Friday, August 14, 2015

Colorado town begged EPA to leave Gold King Mine alone

By Tori Richards

Five months before the Animas River toxic spill disaster, leaders from the tiny Colorado mining town of Silverton pleaded with EPA officials to not perform tests that would declare the area a Superfund site.

Yet the Environmental Protection Agency was intent on ferreting out “widespread soil contamination” from historic mines, even though the town was tested five years ago and no problems were found.

“The fact is that our mission is to protect human health and the environment and not to stick our heads in the sand and not look,” declared Steve Wharton, head of a Superfund response team. His comments were contained in a March 27 article that appeared in the local Silverton Standard newspaper.

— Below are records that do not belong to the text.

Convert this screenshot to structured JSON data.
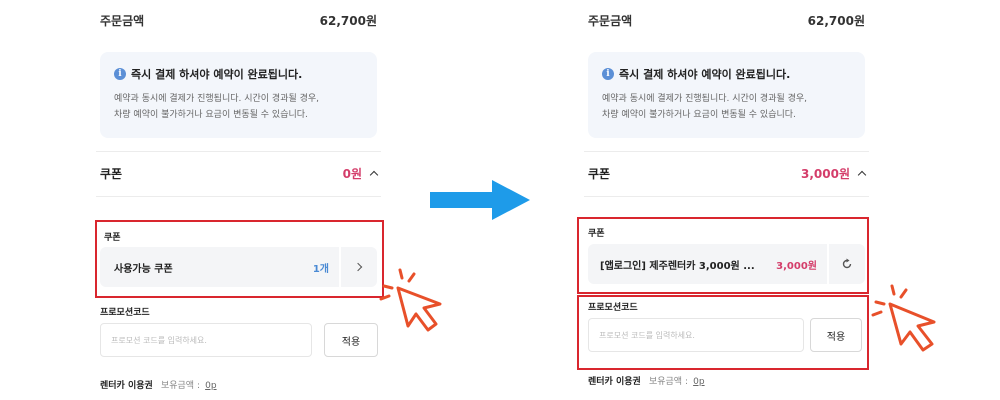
{
  "panels": {
    "before": {
      "order_label": "주문금액",
      "order_amount": "62,700원",
      "notice_title": "즉시 결제 하셔야 예약이 완료됩니다.",
      "notice_line1": "예약과 동시에 결제가 진행됩니다. 시간이 경과될 경우,",
      "notice_line2": "차량 예약이 불가하거나 요금이 변동될 수 있습니다.",
      "coupon_title": "쿠폰",
      "coupon_amount": "0원",
      "coupon_label": "쿠폰",
      "coupon_name": "사용가능 쿠폰",
      "coupon_count": "1개",
      "promo_label": "프로모션코드",
      "promo_placeholder": "프로모션 코드를 입력하세요.",
      "apply_label": "적용",
      "rental_label": "렌터카 이용권",
      "balance_label": "보유금액 :",
      "balance_value": "0p"
    },
    "after": {
      "order_label": "주문금액",
      "order_amount": "62,700원",
      "notice_title": "즉시 결제 하셔야 예약이 완료됩니다.",
      "notice_line1": "예약과 동시에 결제가 진행됩니다. 시간이 경과될 경우,",
      "notice_line2": "차량 예약이 불가하거나 요금이 변동될 수 있습니다.",
      "coupon_title": "쿠폰",
      "coupon_amount": "3,000원",
      "coupon_label": "쿠폰",
      "coupon_name": "[앱로그인] 제주렌터카 3,000원 ...",
      "coupon_price": "3,000원",
      "promo_label": "프로모션코드",
      "promo_placeholder": "프로모션 코드를 입력하세요.",
      "apply_label": "적용",
      "rental_label": "렌터카 이용권",
      "balance_label": "보유금액 :",
      "balance_value": "0p"
    }
  },
  "icons": {
    "info": "info-icon",
    "chevron_up": "chevron-up-icon",
    "chevron_right": "chevron-right-icon",
    "reset": "reset-icon",
    "arrow": "arrow-right-icon",
    "cursor": "pointer-hand-icon"
  },
  "colors": {
    "accent_pink": "#d43d6a",
    "accent_blue": "#4a8ad4",
    "highlight_red": "#d9262e",
    "arrow_blue": "#1e9be9",
    "notice_bg": "#f3f6fb"
  }
}
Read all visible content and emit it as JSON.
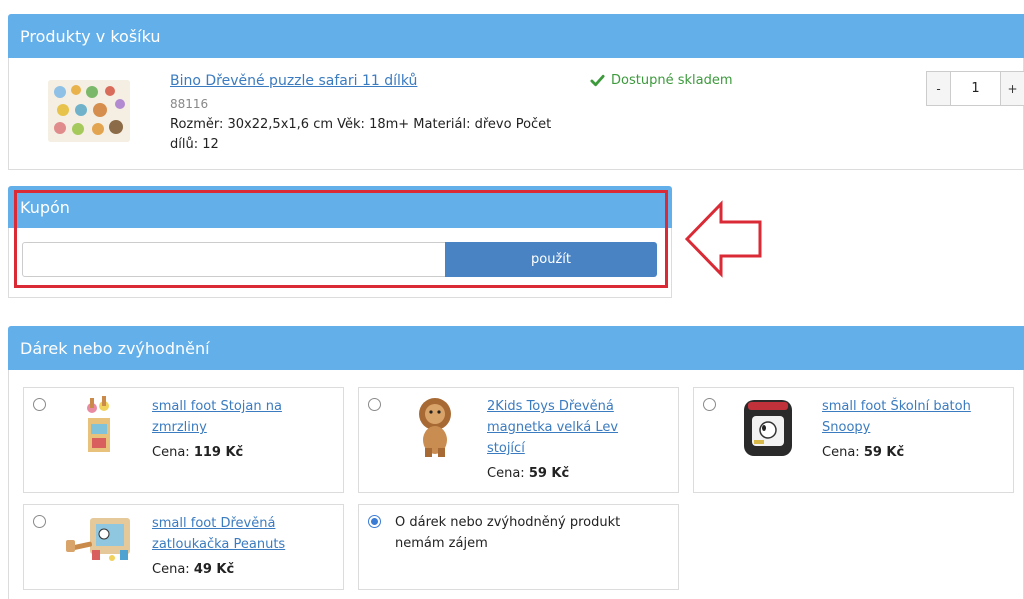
{
  "cart": {
    "title": "Produkty v košíku",
    "product": {
      "name": "Bino Dřevěné puzzle safari 11 dílků",
      "code": "88116",
      "description": "Rozměr: 30x22,5x1,6 cm Věk: 18m+ Materiál: dřevo Počet dílů: 12",
      "stock": "Dostupné skladem",
      "quantity": "1",
      "minus_label": "-",
      "plus_label": "+"
    }
  },
  "coupon": {
    "title": "Kupón",
    "input_value": "",
    "button_label": "použít"
  },
  "gifts": {
    "title": "Dárek nebo zvýhodnění",
    "price_prefix": "Cena:",
    "items": [
      {
        "name": "small foot Stojan na zmrzliny",
        "price": "119 Kč",
        "selected": false
      },
      {
        "name": "2Kids Toys Dřevěná magnetka velká Lev stojící",
        "price": "59 Kč",
        "selected": false
      },
      {
        "name": "small foot Školní batoh Snoopy",
        "price": "59 Kč",
        "selected": false
      },
      {
        "name": "small foot Dřevěná zatloukačka Peanuts",
        "price": "49 Kč",
        "selected": false
      }
    ],
    "no_gift_label": "O dárek nebo zvýhodněný produkt nemám zájem",
    "no_gift_selected": true
  },
  "colors": {
    "header_blue": "#63afea",
    "button_blue": "#4a83c3",
    "link_blue": "#3b7bbf",
    "stock_green": "#3c9a3c",
    "annotation_red": "#d92a35"
  },
  "icons": {
    "stock": "check-icon",
    "annotation": "arrow-left-outline"
  }
}
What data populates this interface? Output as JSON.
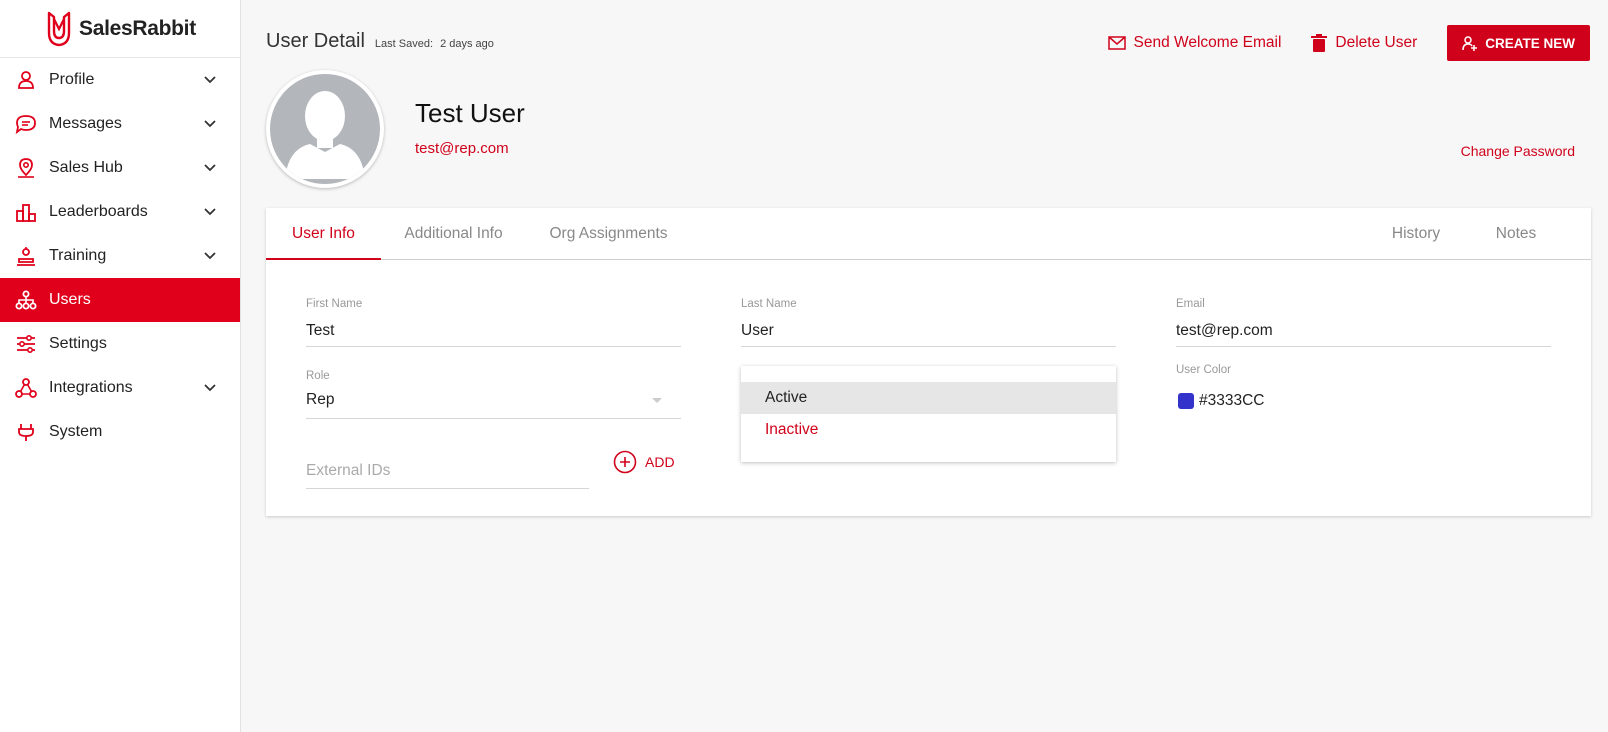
{
  "app": {
    "brand": "SalesRabbit",
    "accent": "#d0021b"
  },
  "sidebar": {
    "items": [
      {
        "label": "Profile",
        "icon": "person-icon",
        "expandable": true
      },
      {
        "label": "Messages",
        "icon": "chat-icon",
        "expandable": true
      },
      {
        "label": "Sales Hub",
        "icon": "map-pin-icon",
        "expandable": true
      },
      {
        "label": "Leaderboards",
        "icon": "podium-icon",
        "expandable": true
      },
      {
        "label": "Training",
        "icon": "training-icon",
        "expandable": true
      },
      {
        "label": "Users",
        "icon": "org-tree-icon",
        "expandable": false,
        "active": true
      },
      {
        "label": "Settings",
        "icon": "sliders-icon",
        "expandable": false
      },
      {
        "label": "Integrations",
        "icon": "integrations-icon",
        "expandable": true
      },
      {
        "label": "System",
        "icon": "plug-icon",
        "expandable": false
      }
    ]
  },
  "header": {
    "title": "User Detail",
    "last_saved_label": "Last Saved:",
    "last_saved_value": "2 days ago",
    "send_welcome_label": "Send Welcome Email",
    "delete_label": "Delete User",
    "create_label": "CREATE NEW"
  },
  "user": {
    "name": "Test User",
    "email": "test@rep.com",
    "change_password_label": "Change Password"
  },
  "tabs": {
    "left": [
      "User Info",
      "Additional Info",
      "Org Assignments"
    ],
    "right": [
      "History",
      "Notes"
    ],
    "active": "User Info"
  },
  "form": {
    "first_name": {
      "label": "First Name",
      "value": "Test"
    },
    "last_name": {
      "label": "Last Name",
      "value": "User"
    },
    "email": {
      "label": "Email",
      "value": "test@rep.com"
    },
    "role": {
      "label": "Role",
      "value": "Rep"
    },
    "user_color": {
      "label": "User Color",
      "value": "#3333CC",
      "swatch": "#3333CC"
    },
    "external_ids": {
      "placeholder": "External IDs",
      "add_label": "ADD"
    },
    "status_options": [
      "Active",
      "Inactive"
    ],
    "status_selected": "Active"
  }
}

On Aug. 5, an EPA crew breached a debris dam at the old Gold King Mine, and 3 million gallons of water containing lead and arsenic flowed into the Animas River. The poisons turned the water bright orange and have since flowed into Utah and New Mexico, creating an epic disaster affecting farmers, towns and the Navajo Nation, which rely on the water.

The crews had started to collect soil samples sometime after June 23.

One geologist thinks the EPA created the mess to give itself another Superfund site to work on.

Five days before the breach, the Silverton Standard ran a letter to the editor from a person identified as Dave Taylor, who said he had 47 years’ experience as a professional geologist.

The technical letter describes how the EPA will create a scenario where “the water will find a way out and exfiltrate uncontrollably through connected abandoned shafts, drifts, raises, fractures…contamination may actually increase due to the disturbance and flushing action within the workings.”

Taylor accused the EPA of creating the mess to get “a foot in the door to justify its hidden agenda for construction of a treatment plant.”

Taylor wasn’t too far off. When asked in the town meeting whether the EPA wanted to declare the area a Superfund site, EPA project manager Paula Schmittdiel said, “That’s still a point of discussion.”